On the first of December, Jeffrey announced the launch of his apparel company, Maverick. For those who know Jeffrey, this leap into the world of fashion design was not a surprise. Even to a stranger, his fervor for fashion is obvious. Sporting freshly ironed blazers, silk scarves, and rolled pant legs to show off vibrant socks, Jeffrey may very well be the best dressed man on campus.

Although he has always loved fashion, the idea to start Maverick only came about when Jeffery first came to the University three and a half years ago.

“I’ve always been fascinated by being on a college campus, making friends, and talking about the different things that makes them, them,” says Jeffrey.

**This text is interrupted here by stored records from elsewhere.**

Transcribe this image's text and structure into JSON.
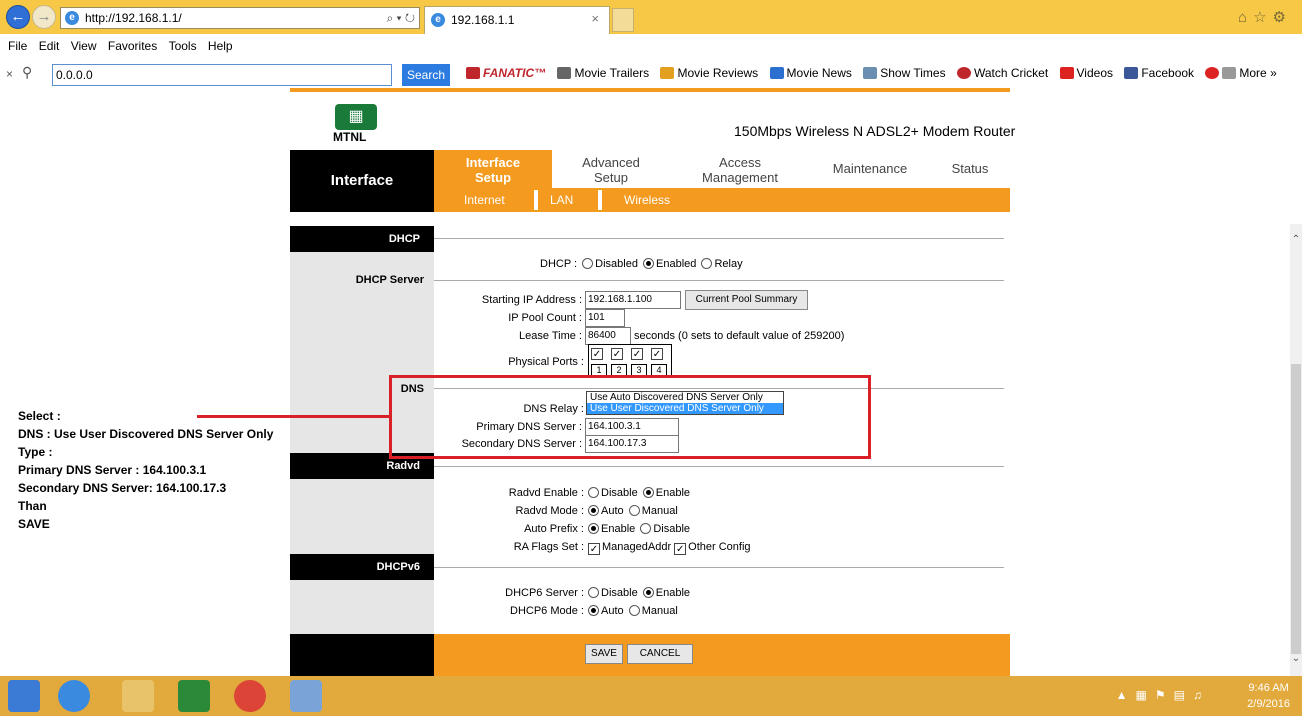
{
  "browser": {
    "url": "http://192.168.1.1/",
    "address_tools": "⌕ ▾ ↻",
    "tab_title": "192.168.1.1",
    "menu": [
      "File",
      "Edit",
      "View",
      "Favorites",
      "Tools",
      "Help"
    ],
    "toolbar": {
      "search_value": "0.0.0.0",
      "search_button": "Search",
      "links": [
        {
          "label": "FANATIC™",
          "icon": "film-logo"
        },
        {
          "label": "Movie Trailers",
          "icon": "film-reel-icon"
        },
        {
          "label": "Movie Reviews",
          "icon": "thumbs-icon"
        },
        {
          "label": "Movie News",
          "icon": "megaphone-icon"
        },
        {
          "label": "Show Times",
          "icon": "calendar-icon"
        },
        {
          "label": "Watch Cricket",
          "icon": "cricket-ball-icon"
        },
        {
          "label": "Videos",
          "icon": "youtube-icon"
        },
        {
          "label": "Facebook",
          "icon": "facebook-icon"
        },
        {
          "label": "More »",
          "icon": "tools-icon"
        }
      ]
    }
  },
  "router": {
    "brand": "MTNL",
    "product": "150Mbps Wireless N ADSL2+ Modem Router",
    "section_title": "Interface",
    "nav": [
      {
        "label": "Interface Setup",
        "active": true
      },
      {
        "label": "Advanced Setup"
      },
      {
        "label": "Access Management"
      },
      {
        "label": "Maintenance"
      },
      {
        "label": "Status"
      }
    ],
    "subnav": [
      "Internet",
      "LAN",
      "Wireless"
    ],
    "sections": {
      "dhcp": "DHCP",
      "dhcp_server": "DHCP Server",
      "dns": "DNS",
      "radvd": "Radvd",
      "dhcpv6": "DHCPv6"
    },
    "dhcp": {
      "label": "DHCP :",
      "options": [
        "Disabled",
        "Enabled",
        "Relay"
      ],
      "selected": "Enabled"
    },
    "dhcp_server": {
      "start_ip_label": "Starting IP Address :",
      "start_ip": "192.168.1.100",
      "pool_button": "Current Pool Summary",
      "pool_count_label": "IP Pool Count :",
      "pool_count": "101",
      "lease_label": "Lease Time :",
      "lease": "86400",
      "lease_note": "seconds   (0 sets to default value of 259200)",
      "ports_label": "Physical Ports :",
      "ports": [
        "1",
        "2",
        "3",
        "4"
      ]
    },
    "dns": {
      "relay_label": "DNS Relay :",
      "relay_options": [
        "Use Auto Discovered DNS Server Only",
        "Use User Discovered DNS Server Only"
      ],
      "primary_label": "Primary DNS Server :",
      "primary": "164.100.3.1",
      "secondary_label": "Secondary DNS Server :",
      "secondary": "164.100.17.3"
    },
    "radvd": {
      "enable_label": "Radvd Enable :",
      "enable_options": [
        "Disable",
        "Enable"
      ],
      "mode_label": "Radvd Mode :",
      "mode_options": [
        "Auto",
        "Manual"
      ],
      "prefix_label": "Auto Prefix :",
      "prefix_options": [
        "Enable",
        "Disable"
      ],
      "flags_label": "RA Flags Set :",
      "flags": [
        "ManagedAddr",
        "Other Config"
      ]
    },
    "dhcpv6": {
      "server_label": "DHCP6 Server :",
      "server_options": [
        "Disable",
        "Enable"
      ],
      "mode_label": "DHCP6 Mode :",
      "mode_options": [
        "Auto",
        "Manual"
      ]
    },
    "buttons": {
      "save": "SAVE",
      "cancel": "CANCEL"
    }
  },
  "annotation": [
    "Select :",
    "DNS : Use User Discovered DNS Server Only",
    "Type :",
    "Primary DNS Server :    164.100.3.1",
    "Secondary DNS Server: 164.100.17.3",
    "Than",
    "SAVE"
  ],
  "taskbar": {
    "time": "9:46 AM",
    "date": "2/9/2016"
  }
}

But there was something many students had in common – they embodied what it meant to be a maverick; they were individualists, each pursuing a number of passions.

“Being a maverick has become the norm,” says Jeffrey. For him this is something unique to our generation, a quality that was abundant during the Renaissance, but has remained dormant in mainstream society ever since. “Young people make it seem so laissez-faire how they combine everything so effortlessly,” he says. “It takes a lot of hard work, but they do it regardless.”

This versatility is something Jeffrey wanted to embody in his first collection. Each piece is multifunctional, designed for day or night, staying in or going out. As for the colors scheme, Jeffrey chose vibrant reds, oranges, blues, and greens. “Maverick is a celebration of what it means to be a maverick,” he says, “so I chose bright colors, for cheer.”

Multicultural influences are also present within the collection. Take the Patricia and Ankara dresses for example, inspired by the Italo-Haitian designer Stella Jean. They are unmistakably African; a zingy pattern of burgundy, olive, and turmeric as warm as the Sahara. For Jeffrey, the maverick lifestyle sees no boundaries and therefore he believes it essential to gather inspiration from across cultures.

So far, the Maverick website is home only to this first collection of apparel. Future plans for Maverick, however, include expanding the product line to include work by other artists.

“I want it to become a platform for young individuals to put out their own work,” says Jeffrey. This could include works of art, photographs, jewelry, etc. The fine details aren’t all sorted out yet, but the goal is to have Maverick be an online outlet for young people to promote and sell their creations.

After graduation, Jeffrey plans to take a break before attending grad school or entering the work force to really focus on Maverick and its expansion. For now, designing clothes for his collection serves as a relaxing study break. For Jeffrey, his electro-chemical engineering major fits together harmoniously with Maverick, more so that one might think. “It’s all about finding those things that make you holistic,” he says, “even if you’re not sure what outcome they might bring.”